對於某一組特徵值，例如 2 對應的 (1, 2, 4)，若 2 對應的值是 7，那麼 7 = Θ₀ + Θ₁ * 2 + Θ₂ * 4 就只是線性關係。

也就是說，當你將資料來源中，橫軸值轉換為特徵值後，就可以用來求特徵值與縱軸值的線性迴歸。例如，將〈多項式迴歸〉中二次的範例，改使用 sklearn 來求：

import numpy as np
import matplotlib.pyplot as plt
import cv2
from sklearn.preprocessing import PolynomialFeatures
from sklearn.linear_model import LinearRegression

img = cv2.imread('data.jpg', cv2.IMREAD_GRAYSCALE)
idx = np.where(img < 127)       # 黑點的索引

data_x = idx[1]
data_y = -idx[0] + img.shape[0] # 反轉 y 軸

poly = PolynomialFeatures()     # 二次多項式
feature = poly.fit_transform(data_x.reshape([data_x.size, 1])) # 特徵值
linreg = LinearRegression()          # 線性迴歸
linreg = linreg.fit(feature, data_y) # 擬合   

x = np.linspace(0, 50, 50)
y = linreg.predict(
    # 記得是特徵值與縱軸的線性關係
    poly.fit_transform(x.reshape((x.size, 1)))
)

plt.gca().set_aspect(1)
plt.scatter(data_x, data_y)
plt.plot(x, y)

plt.show()

分別轉換特徵後進行擬合，看來蠻麻煩，明明就是依序操作罷了，你可以使用 make_pipeline 將之串起來：

import numpy as np
import matplotlib.pyplot as plt
import cv2
from sklearn.preprocessing import PolynomialFeatures
from sklearn.linear_model import LinearRegression
from sklearn.pipeline import make_pipeline

img = cv2.imread('data.jpg', cv2.IMREAD_GRAYSCALE)
idx = np.where(img < 127)       # 黑點的索引

data_x = idx[1]
data_y = -idx[0] + img.shape[0] # 反轉 y 軸

# 管線化
poly_model = make_pipeline(PolynomialFeatures(), LinearRegression())
poly_model.fit(data_x.reshape([data_x.size, 1]), data_y)
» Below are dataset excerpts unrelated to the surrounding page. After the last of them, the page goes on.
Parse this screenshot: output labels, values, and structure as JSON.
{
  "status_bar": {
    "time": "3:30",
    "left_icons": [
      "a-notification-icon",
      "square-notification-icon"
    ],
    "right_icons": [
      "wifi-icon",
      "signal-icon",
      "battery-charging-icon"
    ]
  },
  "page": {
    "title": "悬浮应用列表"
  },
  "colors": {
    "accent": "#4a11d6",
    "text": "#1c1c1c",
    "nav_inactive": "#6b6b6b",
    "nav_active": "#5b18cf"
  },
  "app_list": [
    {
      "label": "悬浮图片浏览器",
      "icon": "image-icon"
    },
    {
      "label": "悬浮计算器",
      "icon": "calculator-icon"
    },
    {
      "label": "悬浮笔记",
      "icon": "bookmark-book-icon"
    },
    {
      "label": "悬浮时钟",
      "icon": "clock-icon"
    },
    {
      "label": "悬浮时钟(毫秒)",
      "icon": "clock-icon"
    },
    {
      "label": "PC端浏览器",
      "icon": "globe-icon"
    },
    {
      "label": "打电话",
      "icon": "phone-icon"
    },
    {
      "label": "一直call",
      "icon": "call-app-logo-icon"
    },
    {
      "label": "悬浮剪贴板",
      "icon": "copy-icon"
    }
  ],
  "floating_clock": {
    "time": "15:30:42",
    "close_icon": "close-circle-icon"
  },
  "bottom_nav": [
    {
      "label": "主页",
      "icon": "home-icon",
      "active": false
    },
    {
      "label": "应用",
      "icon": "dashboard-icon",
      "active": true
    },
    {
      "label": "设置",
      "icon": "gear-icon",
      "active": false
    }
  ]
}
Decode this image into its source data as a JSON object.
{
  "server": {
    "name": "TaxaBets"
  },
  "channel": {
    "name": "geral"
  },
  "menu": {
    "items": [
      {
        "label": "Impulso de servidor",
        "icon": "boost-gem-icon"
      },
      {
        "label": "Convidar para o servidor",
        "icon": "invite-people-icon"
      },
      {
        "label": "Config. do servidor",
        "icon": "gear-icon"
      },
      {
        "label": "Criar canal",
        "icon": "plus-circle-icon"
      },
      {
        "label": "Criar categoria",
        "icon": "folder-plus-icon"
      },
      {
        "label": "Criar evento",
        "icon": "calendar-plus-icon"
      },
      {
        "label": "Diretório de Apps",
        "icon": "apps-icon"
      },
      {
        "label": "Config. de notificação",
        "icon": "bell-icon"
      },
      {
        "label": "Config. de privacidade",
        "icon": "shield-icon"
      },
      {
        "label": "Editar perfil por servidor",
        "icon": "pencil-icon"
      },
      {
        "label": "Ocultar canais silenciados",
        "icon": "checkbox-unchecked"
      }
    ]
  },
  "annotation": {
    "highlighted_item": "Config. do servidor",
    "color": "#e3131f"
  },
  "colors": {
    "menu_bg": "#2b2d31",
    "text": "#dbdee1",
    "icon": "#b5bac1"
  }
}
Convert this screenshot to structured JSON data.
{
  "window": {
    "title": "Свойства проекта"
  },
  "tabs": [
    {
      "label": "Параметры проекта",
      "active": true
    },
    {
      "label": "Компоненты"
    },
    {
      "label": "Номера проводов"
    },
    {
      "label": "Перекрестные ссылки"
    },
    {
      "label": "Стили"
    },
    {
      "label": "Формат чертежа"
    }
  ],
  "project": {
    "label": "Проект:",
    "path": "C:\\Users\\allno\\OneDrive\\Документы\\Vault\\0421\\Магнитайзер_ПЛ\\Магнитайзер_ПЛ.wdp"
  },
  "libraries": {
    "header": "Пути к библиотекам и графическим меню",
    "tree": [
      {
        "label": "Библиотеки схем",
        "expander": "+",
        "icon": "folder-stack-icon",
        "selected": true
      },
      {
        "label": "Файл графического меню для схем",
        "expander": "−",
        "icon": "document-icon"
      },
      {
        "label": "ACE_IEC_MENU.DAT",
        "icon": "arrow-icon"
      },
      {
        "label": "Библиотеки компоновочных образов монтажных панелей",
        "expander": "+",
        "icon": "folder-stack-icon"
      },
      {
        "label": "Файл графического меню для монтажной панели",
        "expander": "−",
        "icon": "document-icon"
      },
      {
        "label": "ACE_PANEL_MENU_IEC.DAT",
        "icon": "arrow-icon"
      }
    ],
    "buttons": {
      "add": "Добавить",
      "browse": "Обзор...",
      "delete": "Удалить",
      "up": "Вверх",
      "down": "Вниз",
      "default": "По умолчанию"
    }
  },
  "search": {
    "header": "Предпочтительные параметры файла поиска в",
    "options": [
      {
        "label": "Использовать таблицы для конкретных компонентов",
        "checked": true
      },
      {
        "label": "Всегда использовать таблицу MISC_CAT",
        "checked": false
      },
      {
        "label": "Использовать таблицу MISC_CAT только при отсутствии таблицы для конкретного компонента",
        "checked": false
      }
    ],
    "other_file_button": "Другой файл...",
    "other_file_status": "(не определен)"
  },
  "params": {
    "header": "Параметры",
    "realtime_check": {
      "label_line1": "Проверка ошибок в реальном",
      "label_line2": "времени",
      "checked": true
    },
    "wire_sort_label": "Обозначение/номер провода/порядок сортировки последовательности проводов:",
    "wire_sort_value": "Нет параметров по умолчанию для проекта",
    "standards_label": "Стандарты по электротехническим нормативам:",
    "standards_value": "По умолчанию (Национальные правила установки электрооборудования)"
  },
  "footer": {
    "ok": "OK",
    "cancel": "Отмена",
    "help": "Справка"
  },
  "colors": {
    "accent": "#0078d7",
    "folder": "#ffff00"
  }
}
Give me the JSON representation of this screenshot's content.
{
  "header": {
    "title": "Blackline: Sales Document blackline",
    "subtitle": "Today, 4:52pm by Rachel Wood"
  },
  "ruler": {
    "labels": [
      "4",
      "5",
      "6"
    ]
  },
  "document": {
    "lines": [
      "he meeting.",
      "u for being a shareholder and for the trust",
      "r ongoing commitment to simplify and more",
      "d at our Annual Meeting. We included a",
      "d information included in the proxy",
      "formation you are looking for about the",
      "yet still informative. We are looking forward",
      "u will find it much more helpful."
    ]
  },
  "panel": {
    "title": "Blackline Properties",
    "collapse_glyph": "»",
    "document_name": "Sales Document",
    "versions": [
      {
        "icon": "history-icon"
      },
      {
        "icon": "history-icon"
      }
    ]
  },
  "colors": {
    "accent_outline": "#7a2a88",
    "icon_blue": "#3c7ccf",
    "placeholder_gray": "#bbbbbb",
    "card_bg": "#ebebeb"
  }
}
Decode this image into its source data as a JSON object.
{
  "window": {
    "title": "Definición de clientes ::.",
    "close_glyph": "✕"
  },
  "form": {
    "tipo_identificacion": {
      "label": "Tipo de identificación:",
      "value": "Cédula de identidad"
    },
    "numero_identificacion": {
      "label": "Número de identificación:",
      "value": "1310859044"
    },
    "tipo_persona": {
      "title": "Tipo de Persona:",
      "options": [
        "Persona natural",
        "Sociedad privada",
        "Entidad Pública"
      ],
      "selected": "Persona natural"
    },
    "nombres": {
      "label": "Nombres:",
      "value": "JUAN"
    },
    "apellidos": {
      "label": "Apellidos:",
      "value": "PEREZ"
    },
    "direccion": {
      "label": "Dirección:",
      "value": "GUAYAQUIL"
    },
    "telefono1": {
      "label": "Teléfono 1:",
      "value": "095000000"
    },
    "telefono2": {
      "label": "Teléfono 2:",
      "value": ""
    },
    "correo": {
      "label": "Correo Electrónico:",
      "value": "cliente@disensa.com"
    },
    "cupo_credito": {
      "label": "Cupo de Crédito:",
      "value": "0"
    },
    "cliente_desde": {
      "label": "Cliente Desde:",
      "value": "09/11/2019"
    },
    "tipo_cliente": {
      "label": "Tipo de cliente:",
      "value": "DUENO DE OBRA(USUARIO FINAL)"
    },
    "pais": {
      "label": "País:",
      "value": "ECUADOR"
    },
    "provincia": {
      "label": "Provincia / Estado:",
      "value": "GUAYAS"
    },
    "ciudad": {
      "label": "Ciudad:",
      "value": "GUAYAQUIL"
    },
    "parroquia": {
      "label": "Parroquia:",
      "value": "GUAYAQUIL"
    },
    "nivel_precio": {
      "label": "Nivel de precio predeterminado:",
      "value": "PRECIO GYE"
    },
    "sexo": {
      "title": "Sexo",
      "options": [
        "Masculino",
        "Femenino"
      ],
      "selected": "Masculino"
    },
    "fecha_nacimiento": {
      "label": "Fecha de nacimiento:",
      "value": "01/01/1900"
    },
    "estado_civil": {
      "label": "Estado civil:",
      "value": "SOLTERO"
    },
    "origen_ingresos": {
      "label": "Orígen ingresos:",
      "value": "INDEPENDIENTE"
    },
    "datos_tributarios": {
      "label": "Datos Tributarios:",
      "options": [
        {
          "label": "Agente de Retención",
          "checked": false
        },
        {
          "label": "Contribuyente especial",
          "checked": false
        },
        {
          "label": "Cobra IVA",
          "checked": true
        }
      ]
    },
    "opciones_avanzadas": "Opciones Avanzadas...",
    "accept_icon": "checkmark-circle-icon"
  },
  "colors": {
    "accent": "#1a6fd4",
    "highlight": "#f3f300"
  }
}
x = np.linspace(0, 50, 50)
y = poly_model.predict(x.reshape((x.size, 1)))

plt.gca().set_aspect(1)
plt.scatter(data_x, data_y)
plt.plot(x, y)

plt.show()

從另一個角度來看，上例的原特徵維度是一（也就是 x），被 PolynomialFeatures 轉換後的特徵維度為三（也就是 (1, x, x²)），轉換後的特徵值可以更好地被線性模型 LinearRegression 擬合，這種將特徵提高維度的作法，其實跟後續文件要談到的核方法（Kernel method）有關係。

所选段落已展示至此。